Partial lock-up

clarknova

2.0-BETA5 (amd64)
built on Sat Jan 29 18:46:16 EST 2011

Working remotely over https, I had just created a port forward rule with associated firewall rule (on WAN) and applied changes. I then went to the WAN firewall rules page and checked the new rule, then hit the move arrow to move it up. At this point the web UI timed out. I tried reloading the page but it timed out again.

I had an ssh session open to a host on pfsense's LAN side. This session continued responsive, but DNS resolution from the LAN host was failing, and I could not get a ping response from pfsense from the LAN host nor from the remote host (WAN), while normally I can. I tried pinging pfsense's LAN interface by IP address from the LAN host and this too failed. So pfsense continued routing even though it was not otherwise responding on the WAN or LAN interface.

I called my wife at home and had her check the vga console, which appeared normal. She hit Enter and the console reloaded. At this point I had her reboot using console option 5, which worked.

Unbound is installed, but it was more than DNS that failed, so I don't know if it's to blame.

I have a cron job recording the output of netstat -m to /var/log/netstat-m.log every hour, but the file is missing after the reboot. I'm not sure if that's related but I find it odd.

I looked in /var/crash but the only thing there is a 5B file 'minfree' that contains only '2048'.

Is there something else I can look at for clues to the cause of this? Anything else I can check on the console before rebooting if it happens again?

jimp

Could have been mbuf exhaustion or some other similar issue… things to look for might be:

netstat -m
netstat -ni
top -SH

See if anything unusual is taking up the CPU time.

Upgrade ASAP to a snap from 2/2 or later though so you can rule out the FTP proxy as a possible cause as well.

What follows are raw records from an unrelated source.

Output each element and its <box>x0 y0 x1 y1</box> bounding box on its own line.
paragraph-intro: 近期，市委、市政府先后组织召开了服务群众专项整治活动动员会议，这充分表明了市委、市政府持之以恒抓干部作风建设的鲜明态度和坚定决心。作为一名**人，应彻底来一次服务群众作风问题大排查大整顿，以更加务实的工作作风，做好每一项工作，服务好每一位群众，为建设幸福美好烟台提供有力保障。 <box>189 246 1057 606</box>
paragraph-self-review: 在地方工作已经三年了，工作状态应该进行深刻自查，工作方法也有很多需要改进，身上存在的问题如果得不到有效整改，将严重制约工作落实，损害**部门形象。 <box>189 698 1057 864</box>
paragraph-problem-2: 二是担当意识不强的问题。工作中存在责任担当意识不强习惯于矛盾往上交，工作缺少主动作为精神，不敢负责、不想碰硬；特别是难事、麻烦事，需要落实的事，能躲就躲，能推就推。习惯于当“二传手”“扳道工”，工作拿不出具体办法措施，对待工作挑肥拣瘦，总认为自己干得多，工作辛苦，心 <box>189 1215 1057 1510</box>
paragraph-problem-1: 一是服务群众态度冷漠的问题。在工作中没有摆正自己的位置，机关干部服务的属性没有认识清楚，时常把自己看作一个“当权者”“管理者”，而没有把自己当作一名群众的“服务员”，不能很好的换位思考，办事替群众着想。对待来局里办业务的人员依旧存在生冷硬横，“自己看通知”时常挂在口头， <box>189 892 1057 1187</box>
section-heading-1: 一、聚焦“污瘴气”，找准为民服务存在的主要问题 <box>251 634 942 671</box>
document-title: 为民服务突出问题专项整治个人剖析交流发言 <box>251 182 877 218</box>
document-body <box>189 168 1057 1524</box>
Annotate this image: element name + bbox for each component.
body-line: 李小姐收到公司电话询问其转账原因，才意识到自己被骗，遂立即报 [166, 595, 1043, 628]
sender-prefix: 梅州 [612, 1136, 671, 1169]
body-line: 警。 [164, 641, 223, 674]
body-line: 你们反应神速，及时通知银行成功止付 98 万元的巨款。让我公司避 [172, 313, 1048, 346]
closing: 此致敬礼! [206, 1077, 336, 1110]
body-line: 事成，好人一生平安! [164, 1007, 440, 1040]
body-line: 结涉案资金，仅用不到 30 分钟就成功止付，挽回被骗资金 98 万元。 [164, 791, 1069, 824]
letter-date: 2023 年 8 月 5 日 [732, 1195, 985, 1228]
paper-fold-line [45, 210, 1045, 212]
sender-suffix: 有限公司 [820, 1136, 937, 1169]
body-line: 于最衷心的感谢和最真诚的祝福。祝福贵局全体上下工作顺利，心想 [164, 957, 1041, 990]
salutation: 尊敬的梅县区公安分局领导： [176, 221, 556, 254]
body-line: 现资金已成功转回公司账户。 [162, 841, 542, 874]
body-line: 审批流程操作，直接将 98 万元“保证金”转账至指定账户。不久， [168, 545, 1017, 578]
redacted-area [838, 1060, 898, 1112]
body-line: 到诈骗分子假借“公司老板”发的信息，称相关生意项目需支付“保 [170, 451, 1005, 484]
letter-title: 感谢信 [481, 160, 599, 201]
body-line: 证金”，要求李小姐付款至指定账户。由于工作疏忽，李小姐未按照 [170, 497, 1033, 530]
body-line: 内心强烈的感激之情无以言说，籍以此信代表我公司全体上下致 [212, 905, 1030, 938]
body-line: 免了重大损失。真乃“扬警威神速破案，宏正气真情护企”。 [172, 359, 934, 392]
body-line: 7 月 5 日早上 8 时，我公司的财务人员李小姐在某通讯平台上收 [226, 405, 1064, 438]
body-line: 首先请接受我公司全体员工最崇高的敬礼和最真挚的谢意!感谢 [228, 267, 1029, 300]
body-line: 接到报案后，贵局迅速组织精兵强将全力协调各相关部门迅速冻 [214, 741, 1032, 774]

/var/crash only gets data in the case of a kernel panic - not a slowdown or hang.

clarknova

I was recording netstat -m to a log file hourly. Not sure why the file disappeared on reboot, but mbufs were x/7500 minutes before the wheels came off. The "max mbuf clusters" value reported by netstat -m is invariably 32768, and my total was nowhere near that number shortly before the problem occurred.

I will update to the latest snap tonight and try again. Do you know why my log file (/var/log/netstat-m.log) would have disappeared during the lock-reboot process? This is a full install.

jimp

the log folder is usually kept, I thought… though the actual clog files are reset.

You might try writing it in /root/ just to see if it makes a difference.

_igor_

Have the same lock-ups since Feb/02 update. Webinterface completely stops responding. Normally after restarting the webconfigurater twice! it works again - after waiting about 30sec to 1 minute. No log-entries, nor any log-entry which tells the restart of lighty. Strange.

It happens really often, sometimes calling log-files, sometimes when i try to call a service-page, so at every possible page i try to call. top shows nothing: 100% idle. Rest of the function seems to be "normal": I can surf internet, all services seem to work as normal.

Today when it happened, unbound died just at the same moment. Never happened before, so it was maybe a pure coincidence.

jimp

Update to the Feb 3 snapshot and see if it can still be reproduced. I'm not sure if it'll really impact this particular issue, but several other patches were added yesterday evening to fix other issues.

mromero

On i386 of 3 Feb just had a hard lockup.

On reboot I noticed "No Core Dump" message as messages were flying past,

Borat still smiling.

Upgrading to today's snapshot. Wish me luck.